Quando na passada sexta-feira, 4 de junho, Marcelo Rebelo de Sousa e António Costa se deslocaram a Madrid para tomar parte na apresentação da candidatura conjunta de Portugal e Espanha ao Mundial de futebol de 2030, talvez não soubessem que, se a viagem fosse feita de carro esta semana, teriam de apresentar um certificado para entrar no país vizinho caso partissem de Lisboa.

Um dia depois da fraternal convivência entre os chefes de Estado dos dois países, o Ministério da Saúde espanhol publicou um regulamento determinando que qualquer pessoa proveniente de um país na “lista de países ou zonas de risco" é obrigado a apresentar um de três documentos para entrar em Espanha:

  • Um certificado de vacinação completada até 14 dias antes da viagem;
  • Um certificado de diagnóstico, que é, no fundo, um resultado negativo ao teste à covid-19 — emitido dentro de 48 horas antes da chegada e feito quer através de PCR, quer com antigénio;
  • Um certificado de recuperação da doença.

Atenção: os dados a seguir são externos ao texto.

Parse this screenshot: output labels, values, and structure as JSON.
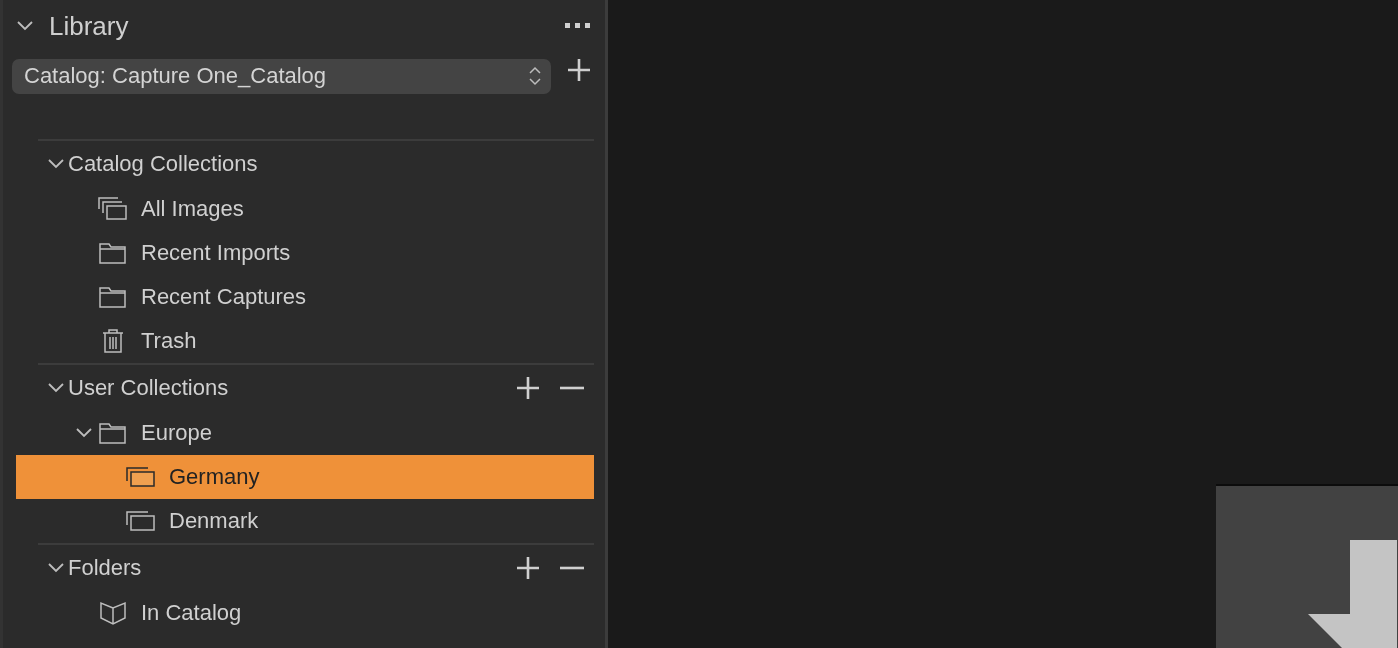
{
  "panel": {
    "title": "Library",
    "expanded": true,
    "catalog_select": "Catalog: Capture One_Catalog"
  },
  "sections": [
    {
      "title": "Catalog Collections",
      "expanded": true,
      "add_remove": false,
      "items": [
        {
          "label": "All Images",
          "kind": "stack",
          "selected": false
        },
        {
          "label": "Recent Imports",
          "kind": "folder",
          "selected": false
        },
        {
          "label": "Recent Captures",
          "kind": "folder",
          "selected": false
        },
        {
          "label": "Trash",
          "kind": "trash",
          "selected": false
        }
      ]
    },
    {
      "title": "User Collections",
      "expanded": true,
      "add_remove": true,
      "items": [
        {
          "label": "Europe",
          "kind": "folder",
          "selected": false,
          "expanded": true,
          "children": [
            {
              "label": "Germany",
              "kind": "album",
              "selected": true
            },
            {
              "label": "Denmark",
              "kind": "album",
              "selected": false
            }
          ]
        }
      ]
    },
    {
      "title": "Folders",
      "expanded": true,
      "add_remove": true,
      "items": [
        {
          "label": "In Catalog",
          "kind": "book",
          "selected": false
        }
      ]
    }
  ]
}
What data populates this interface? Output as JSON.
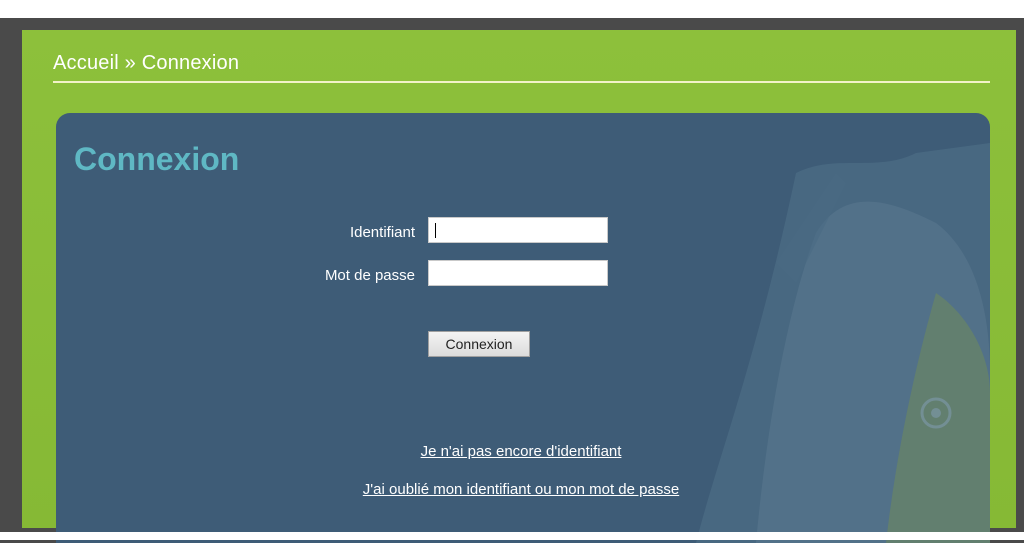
{
  "breadcrumb": {
    "home": "Accueil",
    "separator": "»",
    "current": "Connexion"
  },
  "panel": {
    "title": "Connexion"
  },
  "form": {
    "identifier_label": "Identifiant",
    "identifier_value": "",
    "password_label": "Mot de passe",
    "password_value": "",
    "submit_label": "Connexion"
  },
  "links": {
    "no_account": "Je n'ai pas encore d'identifiant",
    "forgot": "J'ai oublié mon identifiant ou mon mot de passe"
  },
  "colors": {
    "page_bg": "#4a4a4a",
    "green": "#8cbd3a",
    "panel": "#3e5c77",
    "title": "#5fb8c4"
  }
}
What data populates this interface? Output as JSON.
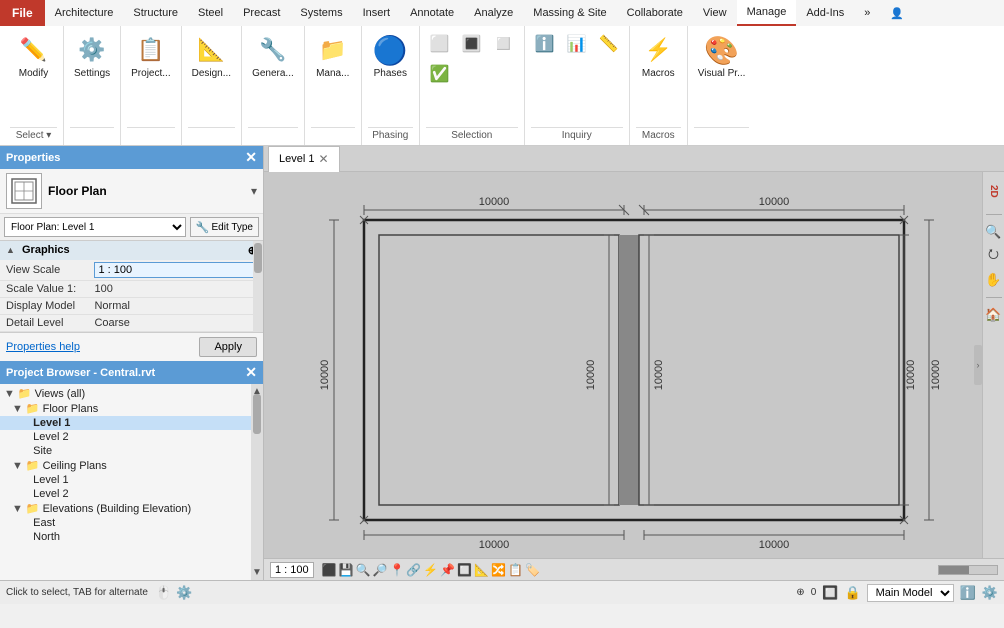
{
  "menubar": {
    "file_label": "File",
    "items": [
      "Architecture",
      "Structure",
      "Steel",
      "Precast",
      "Systems",
      "Insert",
      "Annotate",
      "Analyze",
      "Massing & Site",
      "Collaborate",
      "View",
      "Manage",
      "Add-Ins"
    ]
  },
  "ribbon": {
    "active_tab": "Manage",
    "groups": [
      {
        "name": "modify-group",
        "label": "Select",
        "buttons": [
          {
            "id": "modify-btn",
            "label": "Modify",
            "icon": "✏️"
          }
        ],
        "dropdown": true
      },
      {
        "name": "settings-group",
        "label": "",
        "buttons": [
          {
            "id": "settings-btn",
            "label": "Settings",
            "icon": "⚙️"
          }
        ],
        "dropdown": true
      },
      {
        "name": "project-group",
        "label": "",
        "buttons": [
          {
            "id": "project-btn",
            "label": "Project...",
            "icon": "📋"
          }
        ],
        "dropdown": true
      },
      {
        "name": "design-group",
        "label": "",
        "buttons": [
          {
            "id": "design-btn",
            "label": "Design...",
            "icon": "📐"
          }
        ],
        "dropdown": true
      },
      {
        "name": "genera-group",
        "label": "",
        "buttons": [
          {
            "id": "genera-btn",
            "label": "Genera...",
            "icon": "🔧"
          }
        ],
        "dropdown": true
      },
      {
        "name": "manage-group",
        "label": "",
        "buttons": [
          {
            "id": "manage-btn",
            "label": "Mana...",
            "icon": "📁"
          }
        ],
        "dropdown": true
      },
      {
        "name": "phases-group",
        "label": "Phasing",
        "buttons": [
          {
            "id": "phases-btn",
            "label": "Phases",
            "icon": "🔵"
          }
        ],
        "dropdown": false
      },
      {
        "name": "selection-group",
        "label": "Selection",
        "buttons": [
          {
            "id": "sel-btn1",
            "label": "",
            "icon": "⬜"
          },
          {
            "id": "sel-btn2",
            "label": "",
            "icon": "🔳"
          },
          {
            "id": "sel-btn3",
            "label": "",
            "icon": "◻️"
          },
          {
            "id": "sel-btn4",
            "label": "",
            "icon": "✅"
          }
        ],
        "dropdown": false
      },
      {
        "name": "inquiry-group",
        "label": "Inquiry",
        "buttons": [
          {
            "id": "inq-btn1",
            "label": "",
            "icon": "ℹ️"
          },
          {
            "id": "inq-btn2",
            "label": "",
            "icon": "📊"
          },
          {
            "id": "inq-btn3",
            "label": "",
            "icon": "📏"
          }
        ],
        "dropdown": false
      },
      {
        "name": "macros-group",
        "label": "Macros",
        "buttons": [
          {
            "id": "mac-btn",
            "label": "Macros",
            "icon": "⚡"
          }
        ],
        "dropdown": true
      },
      {
        "name": "visual-group",
        "label": "",
        "buttons": [
          {
            "id": "vis-btn",
            "label": "Visual Pr...",
            "icon": "🎨"
          }
        ],
        "dropdown": false
      }
    ]
  },
  "select_bar": {
    "label": "Select",
    "arrow": "▾"
  },
  "properties": {
    "header": "Properties",
    "type_label": "Floor Plan",
    "type_icon": "🏠",
    "instance_value": "Floor Plan: Level 1",
    "edit_type_label": "Edit Type",
    "sections": [
      {
        "name": "Graphics",
        "arrow": "▲",
        "rows": [
          {
            "key": "View Scale",
            "value": "1 : 100",
            "editable": true
          },
          {
            "key": "Scale Value  1:",
            "value": "100",
            "editable": false
          },
          {
            "key": "Display Model",
            "value": "Normal",
            "editable": false
          },
          {
            "key": "Detail Level",
            "value": "Coarse",
            "editable": false
          }
        ]
      }
    ],
    "help_link": "Properties help",
    "apply_label": "Apply"
  },
  "project_browser": {
    "header": "Project Browser - Central.rvt",
    "tree": [
      {
        "level": 0,
        "label": "Views (all)",
        "icon": "▼",
        "type": "folder"
      },
      {
        "level": 1,
        "label": "Floor Plans",
        "icon": "▼",
        "type": "folder"
      },
      {
        "level": 2,
        "label": "Level 1",
        "icon": "",
        "type": "item",
        "selected": true
      },
      {
        "level": 2,
        "label": "Level 2",
        "icon": "",
        "type": "item"
      },
      {
        "level": 2,
        "label": "Site",
        "icon": "",
        "type": "item"
      },
      {
        "level": 1,
        "label": "Ceiling Plans",
        "icon": "▼",
        "type": "folder"
      },
      {
        "level": 2,
        "label": "Level 1",
        "icon": "",
        "type": "item"
      },
      {
        "level": 2,
        "label": "Level 2",
        "icon": "",
        "type": "item"
      },
      {
        "level": 1,
        "label": "Elevations (Building Elevation)",
        "icon": "▼",
        "type": "folder"
      },
      {
        "level": 2,
        "label": "East",
        "icon": "",
        "type": "item"
      },
      {
        "level": 2,
        "label": "North",
        "icon": "",
        "type": "item"
      }
    ]
  },
  "canvas": {
    "tab_label": "Level 1",
    "view_scale": "1 : 100",
    "model_name": "Main Model",
    "floor_plan": {
      "outer_top_left_dim": "10000",
      "outer_top_right_dim": "10000",
      "outer_bottom_left_dim": "10000",
      "outer_bottom_right_dim": "10000",
      "left_side_dim": "10000",
      "mid_left_dim": "10000",
      "mid_right_dim": "10000",
      "right_side_dim": "10000"
    }
  },
  "status_bar": {
    "message": "Click to select, TAB for alternate",
    "scale": "1 : 100",
    "model_label": "Main Model",
    "coord": "0"
  },
  "canvas_bottom_icons": [
    "⬛",
    "💾",
    "🔍",
    "🔍",
    "🖨️",
    "📷",
    "📍",
    "🔗",
    "⚡",
    "📌",
    "🔲",
    "📐",
    "🔀",
    "📋",
    "🏷️"
  ]
}
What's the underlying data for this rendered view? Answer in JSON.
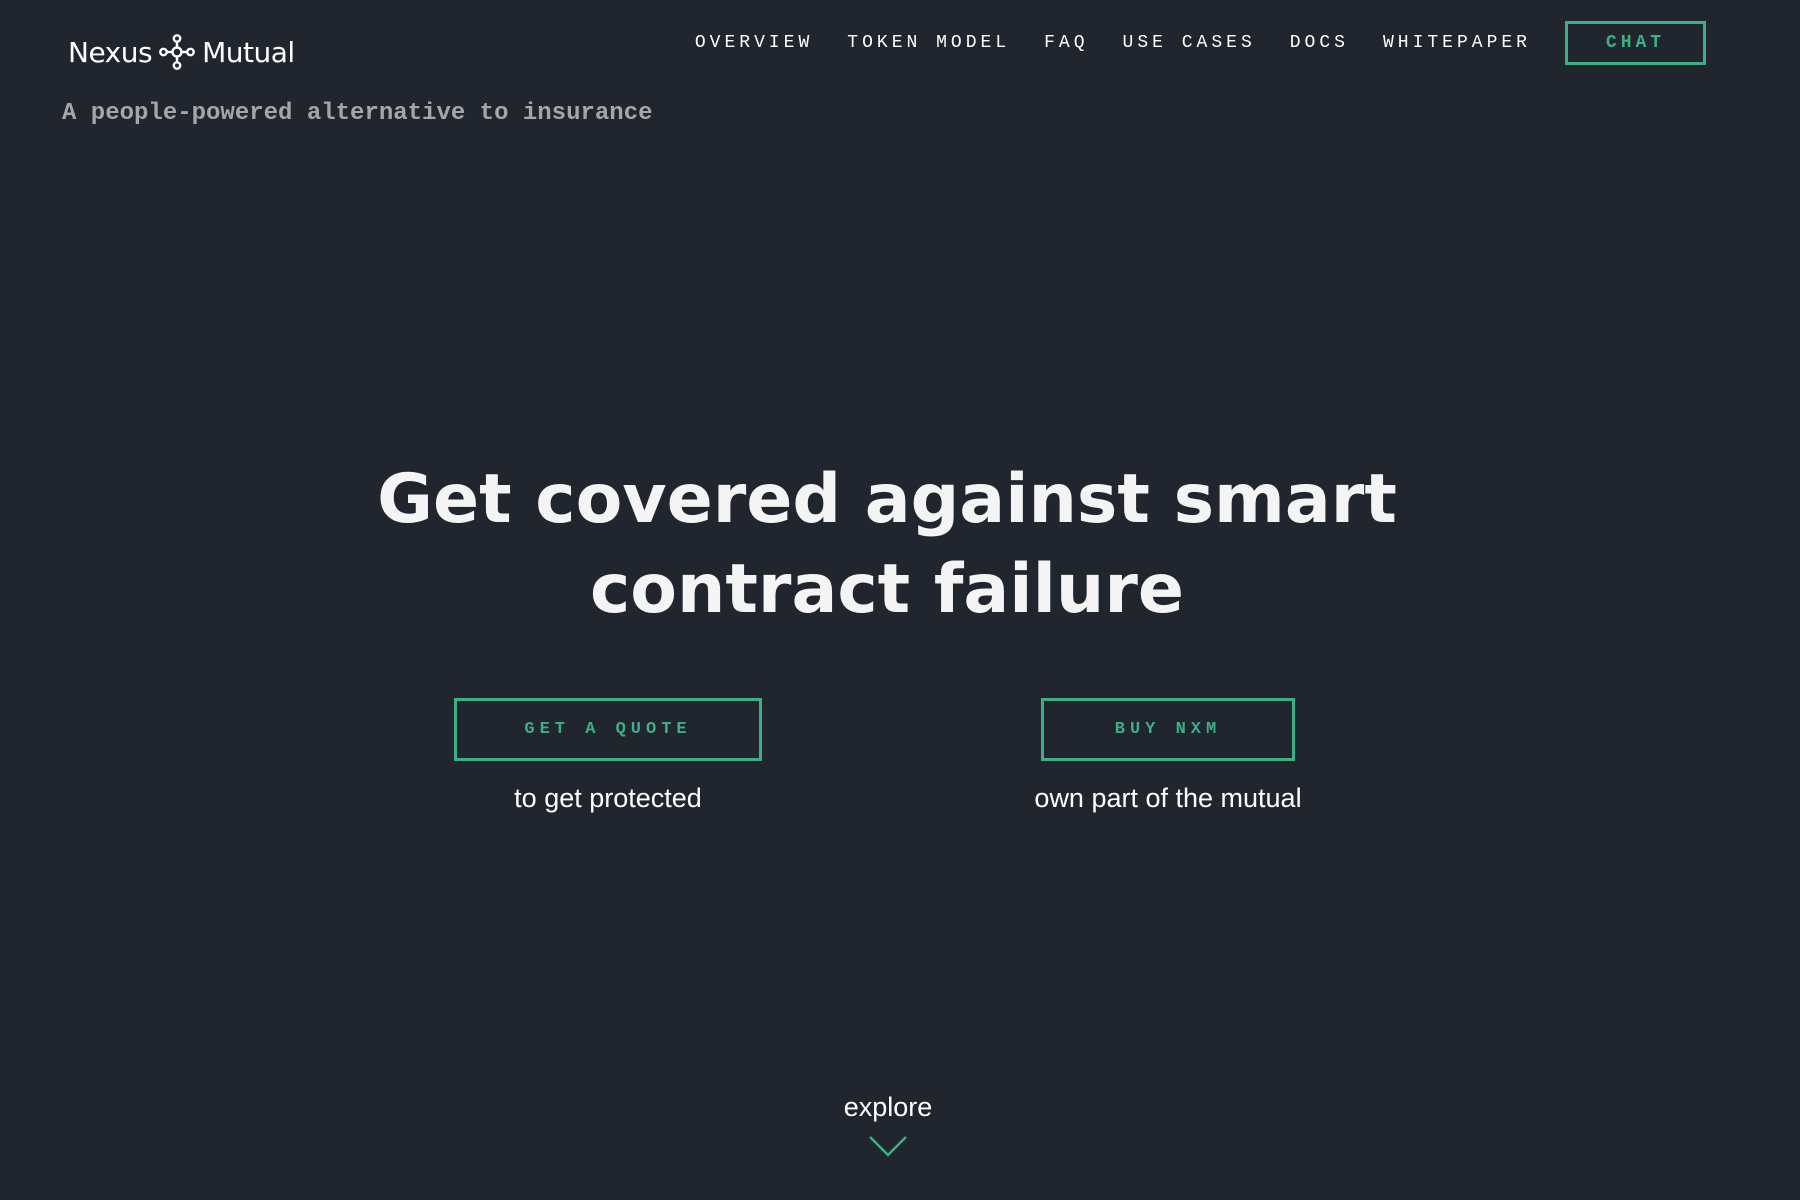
{
  "header": {
    "logo": {
      "word_left": "Nexus",
      "word_right": "Mutual",
      "icon": "nexus-mutual-logo-icon"
    },
    "tagline": "A people-powered alternative to insurance",
    "nav": {
      "items": [
        {
          "label": "OVERVIEW"
        },
        {
          "label": "TOKEN MODEL"
        },
        {
          "label": "FAQ"
        },
        {
          "label": "USE CASES"
        },
        {
          "label": "DOCS"
        },
        {
          "label": "WHITEPAPER"
        }
      ],
      "chat_label": "CHAT"
    }
  },
  "hero": {
    "title_line1": "Get covered against smart",
    "title_line2": "contract failure",
    "cta": [
      {
        "label": "GET A QUOTE",
        "caption": "to get protected"
      },
      {
        "label": "BUY NXM",
        "caption": "own part of the mutual"
      }
    ]
  },
  "explore": {
    "label": "explore",
    "icon": "chevron-down-icon"
  },
  "colors": {
    "background": "#21252e",
    "accent": "#3daf84",
    "text": "#ffffff",
    "tagline": "#a3a6ab"
  }
}
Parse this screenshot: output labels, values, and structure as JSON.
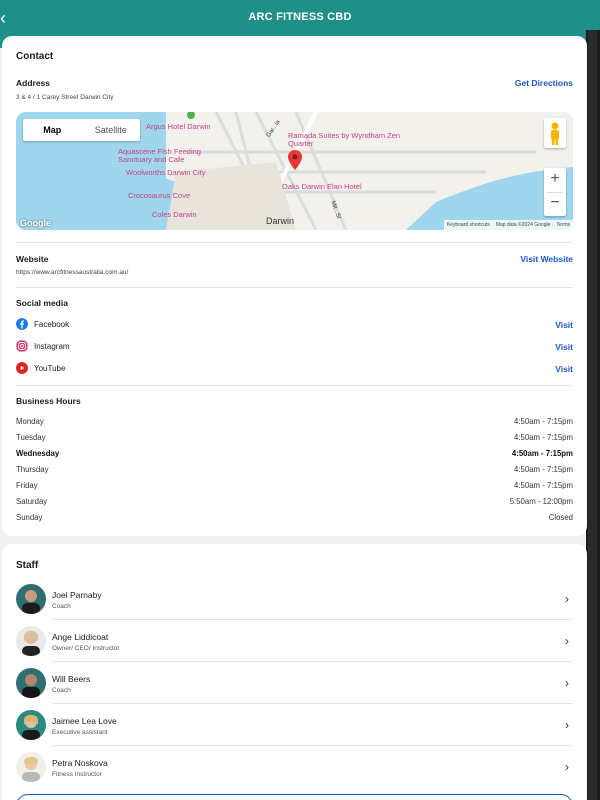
{
  "header": {
    "title": "ARC FITNESS CBD",
    "back_icon": "chevron-left-icon"
  },
  "contact": {
    "section_title": "Contact",
    "address_label": "Address",
    "address_value": "3 & 4 / 1 Carey Street Darwin City",
    "get_directions": "Get Directions",
    "map": {
      "map_tab": "Map",
      "satellite_tab": "Satellite",
      "labels": [
        "Argus Hotel Darwin",
        "Aquascene Fish Feeding Sanctuary and Cafe",
        "Woolworths Darwin City",
        "Crocosaurus Cove",
        "Coles Darwin",
        "Ramada Suites by Wyndham Zen Quarter",
        "Oaks Darwin Elan Hotel",
        "Darwin",
        "Gar...la",
        "Mit...St"
      ],
      "footer": [
        "Keyboard shortcuts",
        "Map data ©2024 Google",
        "Terms"
      ],
      "logo": "Google",
      "zoom_in": "+",
      "zoom_out": "−"
    },
    "website_label": "Website",
    "website_value": "https://www.arcfitnessaustralia.com.au/",
    "visit_website": "Visit Website",
    "social_label": "Social media",
    "social": [
      {
        "name": "Facebook",
        "action": "Visit",
        "icon": "facebook-icon",
        "color": "#1877f2"
      },
      {
        "name": "Instagram",
        "action": "Visit",
        "icon": "instagram-icon",
        "color": "#d62976"
      },
      {
        "name": "YouTube",
        "action": "Visit",
        "icon": "youtube-icon",
        "color": "#e62117"
      }
    ],
    "hours_label": "Business Hours",
    "hours": [
      {
        "day": "Monday",
        "time": "4:50am - 7:15pm",
        "today": false
      },
      {
        "day": "Tuesday",
        "time": "4:50am - 7:15pm",
        "today": false
      },
      {
        "day": "Wednesday",
        "time": "4:50am - 7:15pm",
        "today": true
      },
      {
        "day": "Thursday",
        "time": "4:50am - 7:15pm",
        "today": false
      },
      {
        "day": "Friday",
        "time": "4:50am - 7:15pm",
        "today": false
      },
      {
        "day": "Saturday",
        "time": "5:50am - 12:00pm",
        "today": false
      },
      {
        "day": "Sunday",
        "time": "Closed",
        "today": false
      }
    ]
  },
  "staff": {
    "section_title": "Staff",
    "members": [
      {
        "name": "Joel Parnaby",
        "role": "Coach"
      },
      {
        "name": "Ange Liddicoat",
        "role": "Owner/ CEO/ Instructor"
      },
      {
        "name": "Will Beers",
        "role": "Coach"
      },
      {
        "name": "Jaimee Lea Love",
        "role": "Executive assistant"
      },
      {
        "name": "Petra Noskova",
        "role": "Fitness Instructor"
      }
    ]
  },
  "colors": {
    "header": "#1f8f88",
    "link": "#1a56c9",
    "accent_pink": "#c2418c",
    "map_water": "#9fd6ee"
  }
}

Além disso, é necessário também preencher um formulário de controlo de saúde, disponível em Spain Travel Health, antes da partida, que irá gerar um código QR individual, devendo este ser apresentado às empresas de transporte antes do embarque, bem como nos controlos de saúde no ponto de entrada em Espanha.

Até aqui, tudo bem. O problema é que, como o Consulado Geral de Espanha em Portugal avisou ontem, o nosso país faz parte da dita “lista de risco” e que tais restrições de entrada também se aplicam às fronteiras terrestres.

Quer isto dizer que, depois de pouco mais de um mês em que se pôde fazer circulação livre entre os dois países — recorde-se que as fronteiras estiveram fechadas entre  31 de janeiro e 30 de abril, reabrindo apenas a 1 de maio — hoje voltou a haver controlos — ainda que estes não se apliquem a algumas exceções, como trabalhadores transfronteiriços. Por outro lado, estas restrições não são aplicadas a quem viaje de Espanha para Portugal por via terrestre.

Resumindo, quer um cidadão a residir em Portugal que pretenda viajar a Espanha, quer um cidadão a residir em Espanha que pretenda passar cá férias e depois regressar, terá sempre de ser sujeito a, no mínimo, fazer um teste para poder voltar a passar a fronteira.

Tendo o alerta do Consulado espanhol sido feito ao fim da tarde de domingo, menos de 24 horas da sua aplicação, a notícia caiu hoje com uma bomba, deixando uma pergunta nas entrelinhas: terá o Governo português sido avisado destas medidas?

A realidade das últimas horas revelou que, muito provavelmente, não, tendo uma fonte da embaixada de Portugal em Madrid adiantado estar à espera de esclarecimentos quanto ao impacto real destas medidas.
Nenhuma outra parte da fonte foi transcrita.